Rob, while a significant percentage of program viewers leave the room or cease paying full attention during an average TV commercial, the extent to which this happens is vastly overstated by many commentators. For example, a recent TVision "eye tracking" study noted that 29% of those in the room prior to a commercial break, were absent during an average second when the spots ran. That does not necessaily mean that they missed all of the commercial content--- people come and go during breaks. As for visual attentivenss, many observational studies have been conducted using cameras, persons watching how others behave, etc. All of this is covered in our upcoming MDI Direct report, "TV Dimensions 2020". The findings indicate is that about 40-45% of program viewers are fully attentive to an average commercial but, obviously, this varies because of commercial clutter, program environment and the interest level aroused by each ad. Some commercials attain attentiveness scores of 55-65%; others fall well down to only 35%. So it's not true that today's TV viewer is mainly a "listener" to the commercials. Sure, the audio element, as you note, can be an important plus---or minus---if not handled effectively, but we are still mostly "watching" commercials---when we choose to.
Rob, do you know the thresholds used for "60% of participants look away during commercial breaks."?
Most eye-gaze tracking surveys use the 200ms standard for a 'gaze'. Yes, one-fifth of a second. A logical threshold would be something like 2 or 3 seconds (in this modern world with lots of distractions), which would be 10-15 'gazes' away from the TV (or device being measured).

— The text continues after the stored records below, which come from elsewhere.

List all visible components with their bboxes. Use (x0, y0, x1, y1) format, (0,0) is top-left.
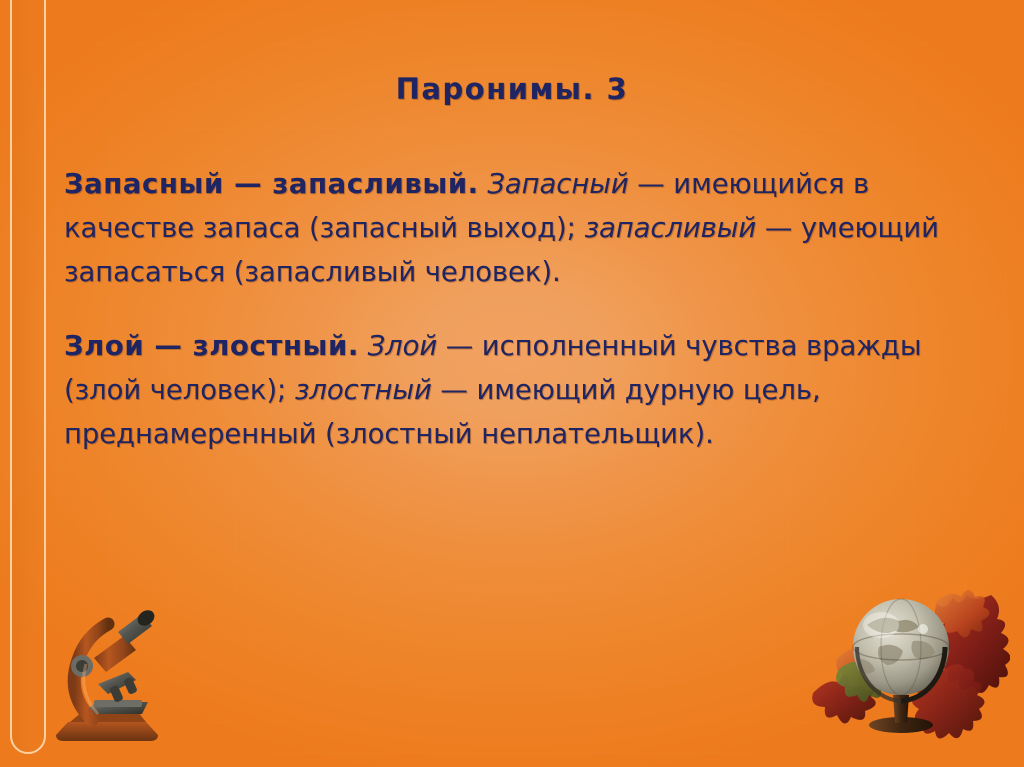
slide-canvas: Паронимы. 3 Запасный — запасливый. Запас… (0, 0, 1024, 767)
paragraph-2-lead: Злой — злостный. (64, 330, 359, 362)
microscope-image (38, 602, 178, 747)
paragraph-1-lead: Запасный — запасливый. (64, 168, 479, 200)
paragraph-1-term-1: Запасный (487, 168, 628, 200)
paragraph-2-term-1: Злой (368, 330, 438, 362)
page-title: Паронимы. 3 (0, 72, 1024, 106)
paragraph-zapasny: Запасный — запасливый. Запасный — имеющи… (64, 162, 954, 294)
slide-body: Запасный — запасливый. Запасный — имеющи… (64, 162, 954, 456)
paragraph-2-term-2: злостный (295, 374, 432, 406)
paragraph-zloy: Злой — злостный. Злой — исполненный чувс… (64, 324, 954, 456)
paragraph-1-term-2: запасливый (585, 212, 757, 244)
globe-with-autumn-leaves-image (795, 573, 1010, 743)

The thing is we are human and vision is a limbic function. You hear a noise and look towards it to make sure things are safe. +1 to the "looked away" category. The difference between seeing and hearing is that you hear every second of the day - if you have good hearing you can't "not hear" in the usual course of the day. You can choose to "not see" which can mean looking away, closing your eyes from something you don't want to see, having a nap or sleeping at night. Hearing and seeing should always be thought of in a symbiotic conjunctive way - it's at the core of great TV ads.
John, I find the claim that 60% of the viewers look away from the screen during commercials entirely credible if what is meant is that during the course of a 15- or 30-second commercial that percentage looks away at some point in the presentation. That makes sense as it's hard to believe that everyone in the room has his/her eyes riveted onto the screen without exception for every second of a commercial---or program content either.The same thing applies to digital and print media. However, you don't have to have your eyes fixed on the screen every second to be effectively "exposed" to an ad message----do you?If, however, what is meant is that 60% of the viewers never look at the screen to any extent during commercials---I find this difficult to swallow.
I agree Ed.
What I was driving at was that if the 200ms threshold was used close to 100% of people would be "looking away".
'More than half' would sound reasonable for "looking away" any and every media - I was just wondering what threshold they actually used.
Quantifying it at 60% could alarm some people because their perception may have been that their ad was not seen at all.
And to extend the discussion, I have seen claims of "100% viewable" from some media. That is a very different kettle of fish to "100% viewed". For example, in the TV ratings system every ad is "100% viewable" as they enumerate that the TV is on and tuned to a specific channel. They then use the 'people' part of the peoplemeter to reduce that amount to as close as they can quantify people actively viewing that device.